The foundation of distributed tracing is propagating trace context across service boundaries. OTel uses W3C Trace Context headers:

traceparent: 00-4bf92f3577b34da6a3ce929d0e0e4736-00f067aa0ba902b7-01
│ │ │ │
│ │ │ └─ flags (sampled)
│ │ └─ parent span ID
│ └─ trace ID
└─ version

Every service must extract this header from incoming requests and inject it into outgoing calls:

from opentelemetry import trace
from opentelemetry.propagate import extract, inject
import httpx
tracer = trace.get_tracer("order-service")
async def process_order(order_id: str, headers: dict):
# Extract trace context from incoming request
ctx = extract(headers)
with tracer.start_as_current_span("process_order", context=ctx) as span:
span.set_attribute("order.id", order_id)
# Call payment service — inject trace context
outgoing_headers = {}
inject(outgoing_headers)
async with httpx.AsyncClient() as client:
response = await client.post(
"http://payment-service/api/charge",
json={"order_id": order_id, "amount": 9999},
headers=outgoing_headers,
)
span.set_attribute("payment.status", response.status_code)
return response.json()

Before writing manual spans, enable auto-instrumentation. It captures HTTP clients, database queries, and framework handlers for free:

# At application startup
from opentelemetry.instrumentation.fastapi import FastAPIInstrumentor
from opentelemetry.instrumentation.httpx import HTTPXClientInstrumentor
from opentelemetry.instrumentation.asyncpg import AsyncPGInstrumentor
FastAPIInstrumentor.instrument_app(app)
HTTPXClientInstrumentor().instrument()
AsyncPGInstrumentor().instrument()

This alone gave us visibility into 80% of our service interactions with zero code changes.
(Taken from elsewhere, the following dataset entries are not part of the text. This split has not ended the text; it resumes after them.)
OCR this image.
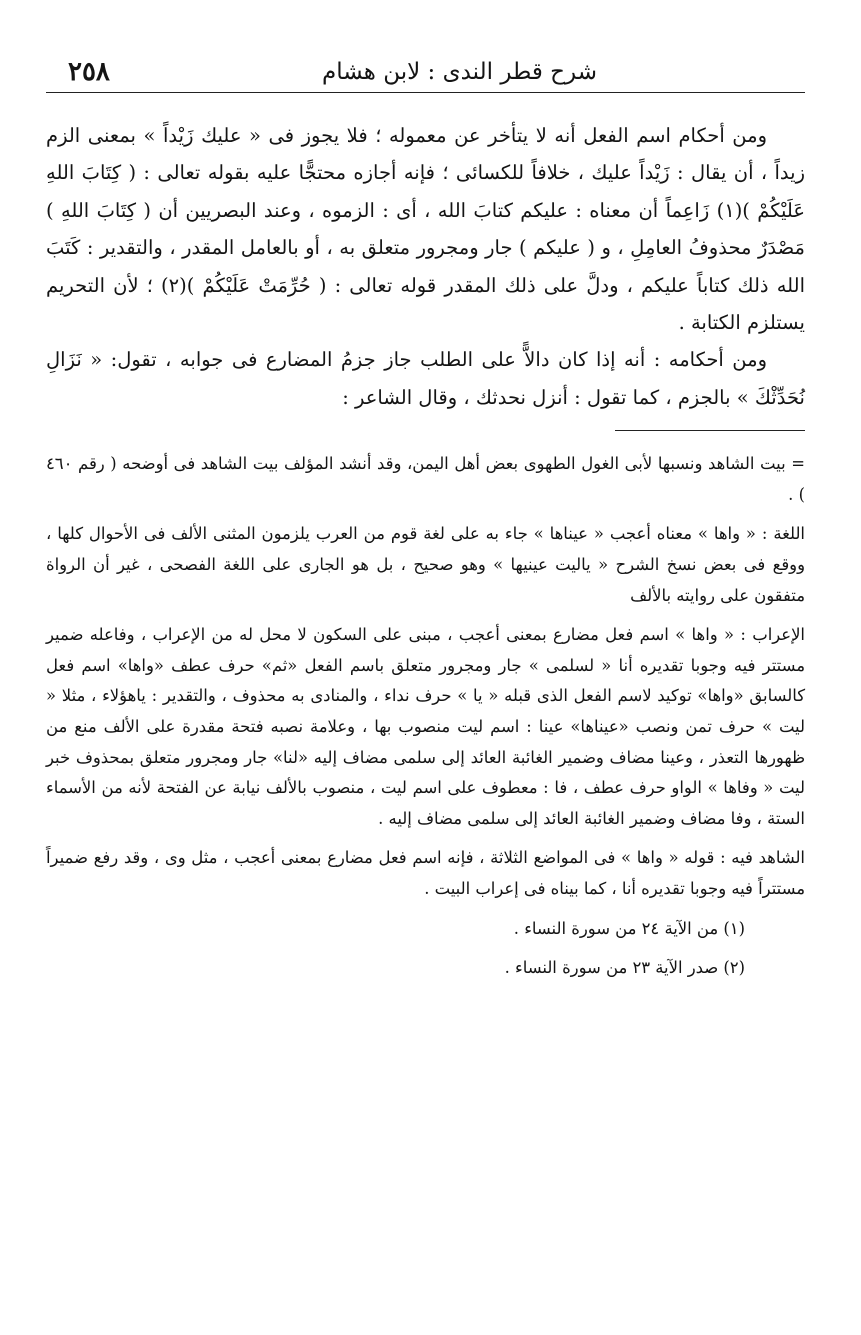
شرح قطر الندى : لابن هشام
٢٥٨

ومن أحكام اسم الفعل أنه لا يتأخر عن معموله ؛ فلا يجوز فى « عليك زَيْداً » بمعنى الزم زيداً ، أن يقال : زَيْداً عليك ، خلافاً للكسائى ؛ فإنه أجازه محتجًّا عليه بقوله تعالى : ( كِتَابَ اللهِ عَلَيْكُمْ )(١) زَاعِماً أن معناه : عليكم كتابَ الله ، أى : الزموه ، وعند البصريين أن ( كِتَابَ اللهِ ) مَصْدَرٌ محذوفُ العامِلِ ، و ( عليكم ) جار ومجرور متعلق به ، أو بالعامل المقدر ، والتقدير : كَتَبَ الله ذلك كتاباً عليكم ، ودلَّ على ذلك المقدر قوله تعالى : ( حُرِّمَتْ عَلَيْكُمْ )(٢) ؛ لأن التحريم يستلزم الكتابة .

ومن أحكامه : أنه إذا كان دالاًّ على الطلب جاز جزمُ المضارع فى جوابه ، تقول: « نَزَالِ نُحَدِّثْكَ » بالجزم ، كما تقول : أنزل نحدثك ، وقال الشاعر :

= بيت الشاهد ونسبها لأبى الغول الطهوى بعض أهل اليمن، وقد أنشد المؤلف بيت الشاهد فى أوضحه ( رقم ٤٦٠ ) .

اللغة : « واها » معناه أعجب « عيناها » جاء به على لغة قوم من العرب يلزمون المثنى الألف فى الأحوال كلها ، ووقع فى بعض نسخ الشرح « ياليت عينيها » وهو صحيح ، بل هو الجارى على اللغة الفصحى ، غير أن الرواة متفقون على روايته بالألف

الإعراب : « واها » اسم فعل مضارع بمعنى أعجب ، مبنى على السكون لا محل له من الإعراب ، وفاعله ضمير مستتر فيه وجوبا تقديره أنا « لسلمى » جار ومجرور متعلق باسم الفعل «ثم» حرف عطف «واها» اسم فعل كالسابق «واها» توكيد لاسم الفعل الذى قبله « يا » حرف نداء ، والمنادى به محذوف ، والتقدير : ياهؤلاء ، مثلا « ليت » حرف تمن ونصب «عيناها» عينا : اسم ليت منصوب بها ، وعلامة نصبه فتحة مقدرة على الألف منع من ظهورها التعذر ، وعينا مضاف وضمير الغائبة العائد إلى سلمى مضاف إليه «لنا» جار ومجرور متعلق بمحذوف خبر ليت « وفاها » الواو حرف عطف ، فا : معطوف على اسم ليت ، منصوب بالألف نيابة عن الفتحة لأنه من الأسماء الستة ، وفا مضاف وضمير الغائبة العائد إلى سلمى مضاف إليه .

الشاهد فيه : قوله « واها » فى المواضع الثلاثة ، فإنه اسم فعل مضارع بمعنى أعجب ، مثل وى ، وقد رفع ضميراً مستتراً فيه وجوبا تقديره أنا ، كما بيناه فى إعراب البيت .

(١) من الآية ٢٤ من سورة النساء .

(٢) صدر الآية ٢٣ من سورة النساء .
Sampling is critical — tracing every request at scale is prohibitively expensive. We use a tiered approach:

sampling:
default:
type: probabilistic
rate: 0.01 # 1% of all requests
errors:
type: always_on # 100% of failed requests
slow:
type: always_on # 100% of requests > 1s
high_value:
type: always_on # 100% of premium customer requests
from opentelemetry.sdk.trace.sampling import ParentBased, TraceIdRatioBased
# Default: 1% sampling
default_sampler = ParentBased(TraceIdRatioBased(0.01))
# Custom sampler: always sample errors and slow requests
class SmartSampler:
def should_sample(self, span_context, trace_id, name, attributes):
# Always sample if it's an error span
if attributes.get("error"):
return ALWAYS_ON
# Always sample if it's slow
if attributes.get("duration_ms", 0) > 1000:
return ALWAYS_ON
# Otherwise use probabilistic sampling
return default_sampler.should_sample(
span_context, trace_id, name, attributes
)

This gives us complete visibility into problems while keeping storage costs manageable.
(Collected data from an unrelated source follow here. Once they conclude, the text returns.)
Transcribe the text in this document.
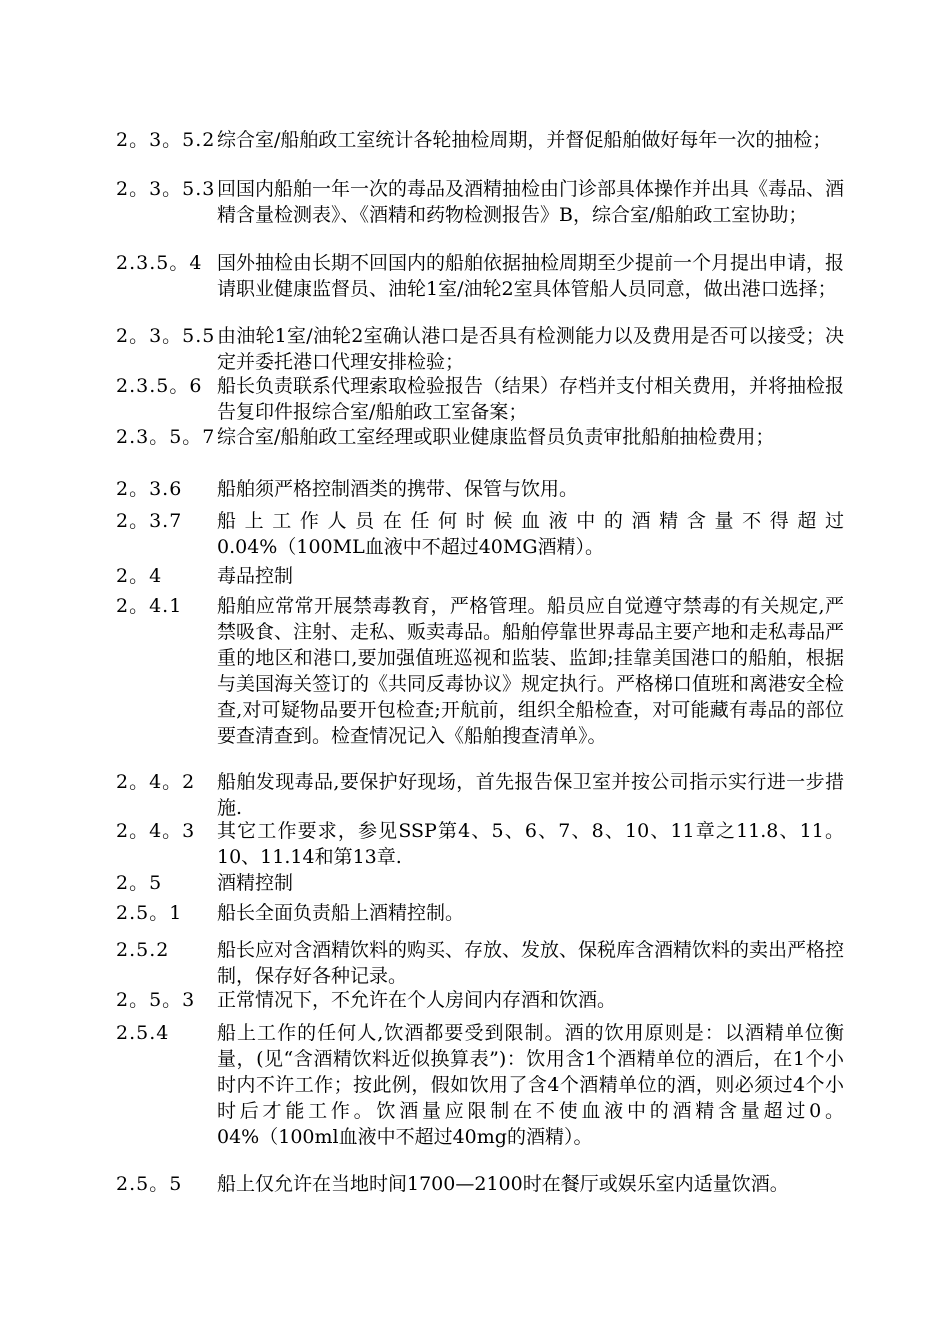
2。3。5.2 综合室/船舶政工室统计各轮抽检周期，并督促船舶做好每年一次的抽检；
2。3。5.3 回国内船舶一年一次的毒品及酒精抽检由门诊部具体操作并出具《毒品、酒精含量检测表》、《酒精和药物检测报告》B，综合室/船舶政工室协助；
2.3.5。4 国外抽检由长期不回国内的船舶依据抽检周期至少提前一个月提出申请，报请职业健康监督员、油轮1室/油轮2室具体管船人员同意，做出港口选择；
2。3。5.5 由油轮1室/油轮2室确认港口是否具有检测能力以及费用是否可以接受；决定并委托港口代理安排检验；
2.3.5。6 船长负责联系代理索取检验报告（结果）存档并支付相关费用，并将抽检报告复印件报综合室/船舶政工室备案；
2.3。5。7 综合室/船舶政工室经理或职业健康监督员负责审批船舶抽检费用；
2。3.6	船舶须严格控制酒类的携带、保管与饮用。
2。3.7	船 上 工 作 人 员 在 任 何 时 候 血 液 中 的 酒 精 含 量 不 得 超 过0.04%（100ML血液中不超过40MG酒精）。
2。4	毒品控制
2。4.1	船舶应常常开展禁毒教育，严格管理。船员应自觉遵守禁毒的有关规定,严禁吸食、注射、走私、贩卖毒品。船舶停靠世界毒品主要产地和走私毒品严重的地区和港口,要加强值班巡视和监装、监卸;挂靠美国港口的船舶，根据与美国海关签订的《共同反毒协议》规定执行。严格梯口值班和离港安全检查,对可疑物品要开包检查;开航前，组织全船检查，对可能藏有毒品的部位要查清查到。检查情况记入《船舶搜查清单》。
2。4。2	船舶发现毒品,要保护好现场，首先报告保卫室并按公司指示实行进一步措施.
2。4。3	其它工作要求，参见SSP第4、5、6、7、8、10、11章之11.8、11。10、11.14和第13章.
2。5	酒精控制
2.5。1	船长全面负责船上酒精控制。
2.5.2	船长应对含酒精饮料的购买、存放、发放、保税库含酒精饮料的卖出严格控制，保存好各种记录。
2。5。3	正常情况下，不允许在个人房间内存酒和饮酒。
2.5.4	船上工作的任何人,饮酒都要受到限制。酒的饮用原则是：以酒精单位衡量，(见“含酒精饮料近似换算表”)：饮用含1个酒精单位的酒后，在1个小时内不许工作；按此例，假如饮用了含4个酒精单位的酒，则必须过4个小时后才能工作。饮酒量应限制在不使血液中的酒精含量超过0。04%（100ml血液中不超过40mg的酒精）。
2.5。5	船上仅允许在当地时间1700—2100时在餐厅或娱乐室内适量饮酒。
Auto-instrumentation covers infrastructure, but you need manual spans for business logic:

async def reconcile_payments(order_id: str):
with tracer.start_as_current_span("reconcile_payments") as span:
span.set_attribute("order.id", order_id)
with tracer.start_as_current_span("fetch_gateway_records") as child:
records = await fetch_from_gateways(order_id)
child.set_attribute("records.count", len(records))
with tracer.start_as_current_span("compare_balances") as child:
mismatches = find_mismatches(records)
child.set_attribute("mismatches.count", len(mismatches))
if mismatches:
span.set_attribute("reconciliation.status", "failed")
span.add_event("reconciliation_failed", {
"mismatch_count": len(mismatches),
})
else:
span.set_attribute("reconciliation.status", "success")
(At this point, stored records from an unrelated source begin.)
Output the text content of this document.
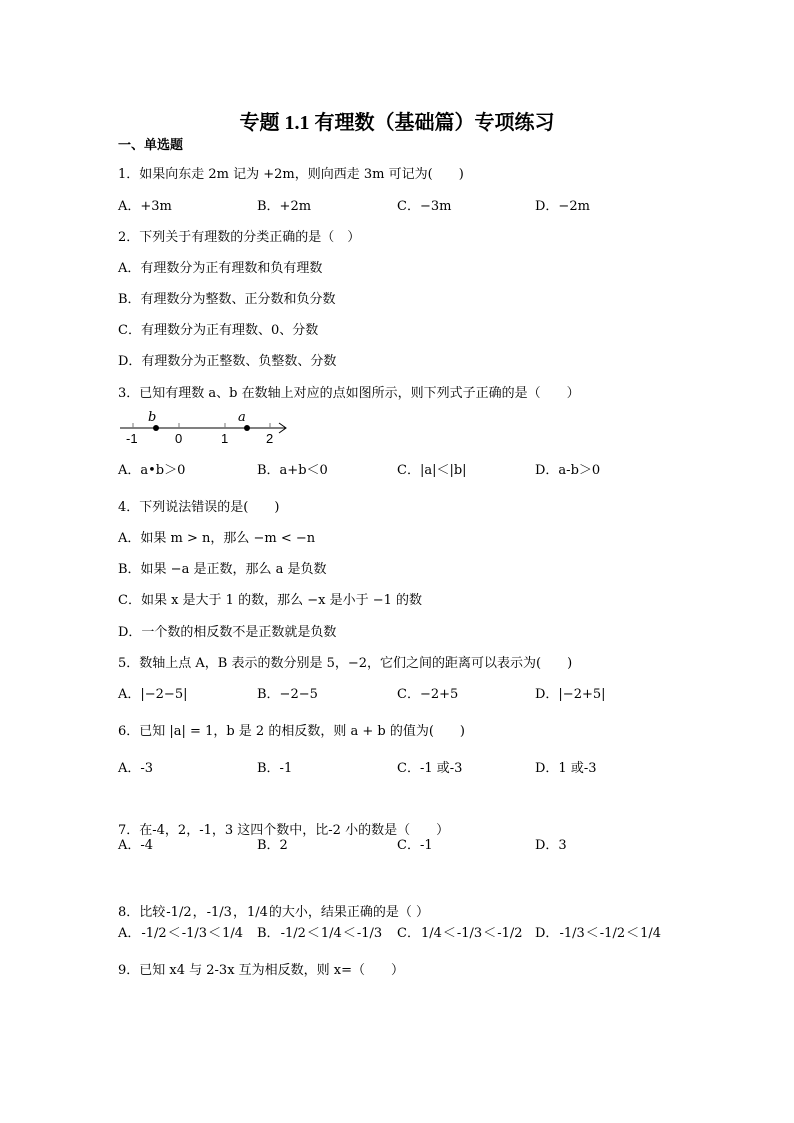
专题 1.1 有理数（基础篇）专项练习
一、单选题
1．如果向东走 2m 记为 +2m，则向西走 3m 可记为(　　)
A．+3m	B．+2m	C．−3m	D．−2m
2．下列关于有理数的分类正确的是（　）
A．有理数分为正有理数和负有理数
B．有理数分为整数、正分数和负分数
C．有理数分为正有理数、0、分数
D．有理数分为正整数、负整数、分数
3．已知有理数 a、b 在数轴上对应的点如图所示，则下列式子正确的是（　　）
-1	0	1	2
b	a
A．a•b＞0	B．a+b＜0	C．|a|＜|b|	D．a-b＞0
4．下列说法错误的是(　　)
A．如果 m > n，那么 −m < −n
B．如果 −a 是正数，那么 a 是负数
C．如果 x 是大于 1 的数，那么 −x 是小于 −1 的数
D．一个数的相反数不是正数就是负数
5．数轴上点 A，B 表示的数分别是 5，−2，它们之间的距离可以表示为(　　)
A．|−2−5|	B．−2−5	C．−2+5	D．|−2+5|
6．已知 |a| = 1，b 是 2 的相反数，则 a + b 的值为(　　)
A．-3	B．-1	C．-1 或-3	D．1 或-3
7．在-4，2，-1，3 这四个数中，比-2 小的数是（　　）
A．-4	B．2	C．-1	D．3
8．比较-1/2，-1/3，1/4的大小，结果正确的是（ ）
A．-1/2＜-1/3＜1/4 B．-1/2＜1/4＜-1/3 C．1/4＜-1/3＜-1/2 D．-1/3＜-1/2＜1/4
9．已知 x4 与 2-3x 互为相反数，则 x=（　　）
Tracing across async boundaries requires explicit context propagation:

# Producer: inject trace context into message headers
def publish_event(event: dict):
headers = {}
inject(headers) # OTel propagation
event['headers'] = headers
kafka_producer.send('orders.events', value=event)
# Consumer: extract trace context and create span
@consumer('orders.events')
def handle_event(message):
ctx = extract(message.headers)
with tracer.start_as_current_span(
"handle_order_event",
context=ctx,
kind=trace.SpanKind.CONSUMER,
) as span:
span.set_attribute("event.type", message.value['event_type'])
process_event(message.value)

With traces in place, debugging becomes dramatically faster:

Trace: POST /api/orders (2.3s total)
├── api-gateway: handle_request (2.3s)
│ ├── auth: validate_token (12ms)
│ ├── rate-limiter: check (3ms)
│ └── order-service: create_order (2.2s)
│ ├── db: insert_order (45ms)
│ ├── payment-service: charge (1.8s) ← SLOW
│ │ ├── stripe: create_payment_intent (1.7s) ← ROOT CAUSE
│ │ └── db: record_payment (50ms)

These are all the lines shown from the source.